Optimum surface color of fresh meat (i.e., cherry-red for beef; dark cherry-red for lamb; grayish-pink for pork; and pale pink for veal) is highly unstable and short-lived. When meat is fresh and protected from contact with air (such as in vacuum packages), it has the purple-red color that comes from myoglobin, one of the two key pigments responsible for the color of meat. When exposed to air, myoglobin forms the pigment, oxymyoglobin, which gives meat a pleasingly cherry-red color. The use of a plastic wrap that allows oxygen to pass through it helps ensure that the cut meats will retain this bright red color. However, exposure to store lighting as well as the continued contact of myoglobin and oxymyoglobin with oxygen leads to the formation of metmyoglobin, a pigment that turns meat brownish-red. This color change alone does not mean the product is spoiled (see explanation in question 2).

Why is pre-packaged ground beef red on the outside and sometimes grayish-brown on the inside?

These color differences do not indicate that the meat is spoiled or old. As discussed earlier, fresh cut meat is purplish in color. Oxygen from the air reacts with meat pigments to form a bright red color which is usually seen on the surface of ground beef purchased in the supermarket. The interior of the meat may be grayish-brown due to the lack of oxygen penetrating below the surface.

A beef roast has darkened in the refrigerator, is it safe?

Yes, it is safe. The darkening is due to oxidation, the chemical changes in myoglobin due to the oxygen content.

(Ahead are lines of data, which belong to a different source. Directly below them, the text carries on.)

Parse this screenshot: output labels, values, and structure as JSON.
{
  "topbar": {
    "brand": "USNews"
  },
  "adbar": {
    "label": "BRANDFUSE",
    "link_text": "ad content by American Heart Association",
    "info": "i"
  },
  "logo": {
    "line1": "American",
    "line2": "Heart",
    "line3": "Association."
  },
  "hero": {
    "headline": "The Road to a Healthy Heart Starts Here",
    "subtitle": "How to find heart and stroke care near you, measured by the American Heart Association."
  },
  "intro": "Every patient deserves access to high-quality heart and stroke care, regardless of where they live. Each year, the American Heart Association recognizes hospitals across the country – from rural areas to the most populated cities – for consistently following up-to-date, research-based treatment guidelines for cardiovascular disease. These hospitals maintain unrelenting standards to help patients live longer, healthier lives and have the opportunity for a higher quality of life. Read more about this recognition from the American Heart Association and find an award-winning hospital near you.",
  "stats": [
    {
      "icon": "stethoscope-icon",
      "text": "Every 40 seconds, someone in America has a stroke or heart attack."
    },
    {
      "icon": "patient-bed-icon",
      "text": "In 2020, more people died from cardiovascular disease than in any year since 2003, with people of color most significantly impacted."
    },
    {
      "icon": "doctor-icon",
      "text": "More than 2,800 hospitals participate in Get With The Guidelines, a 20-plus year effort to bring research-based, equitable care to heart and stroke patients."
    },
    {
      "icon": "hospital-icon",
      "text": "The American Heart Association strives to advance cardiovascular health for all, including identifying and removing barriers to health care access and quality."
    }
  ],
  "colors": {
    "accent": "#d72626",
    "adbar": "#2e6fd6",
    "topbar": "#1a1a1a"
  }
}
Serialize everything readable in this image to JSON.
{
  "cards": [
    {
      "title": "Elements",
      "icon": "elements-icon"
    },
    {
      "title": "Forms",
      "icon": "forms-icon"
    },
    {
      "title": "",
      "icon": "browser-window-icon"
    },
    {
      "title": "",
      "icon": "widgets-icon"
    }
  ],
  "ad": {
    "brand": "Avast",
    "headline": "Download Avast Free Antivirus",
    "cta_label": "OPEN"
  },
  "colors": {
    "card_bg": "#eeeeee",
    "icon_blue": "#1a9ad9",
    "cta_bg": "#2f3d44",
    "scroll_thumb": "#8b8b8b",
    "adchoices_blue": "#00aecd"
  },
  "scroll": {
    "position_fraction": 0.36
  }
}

This is a normal change during refrigerator storage.

Can cooked ground beef still be pink inside?

Yes, ground beef can be pink inside after it is safely cooked. The pink color can be due to a reaction between the oven heat and myoglobin, which causes a red or pink color. It can also occur when vegetables containing nitrites are cooked along with the meat. Because doneness and safety cannot be judged by color, it is very important to use a meat thermometer when cooking ground beef. To be sure all harmful bacteria are destroyed, cook all ground beef products to an internal temperature of 160 ° F throughout.

What causes iridescent colors on meats?

Meat contains iron, fat, and other compounds. When light hits a slice of meat, it splits into colors like a rainbow. There are various pigments in meat compounds that can give it an iridescent or greenish cast when exposed to heat and processing. Wrapping the meat in airtight packages and storing it away from light will help prevent this situation. Iridescence does not represent decreased quality or safety of the meat.

What causes grayish or green color on cured meats?

Exposure to light and oxygen causes oxidation to take place, which causes the breaking down of color pigments formed during the curing process. Chemicals in the cure and oxygen, as well as energy from ultraviolet and visible light, contribute to both the chemical breakdown and microbial spoilage of the product. Cure, such as nitrite, chemically changes the color of muscle. Curing solutions are colored in order to distinguish them from other ingredients (such as sugar or salt) used in fresh and cured meat products. For example, cured raw pork is gray, but cured cooked pork (e.g., ham) is light pink.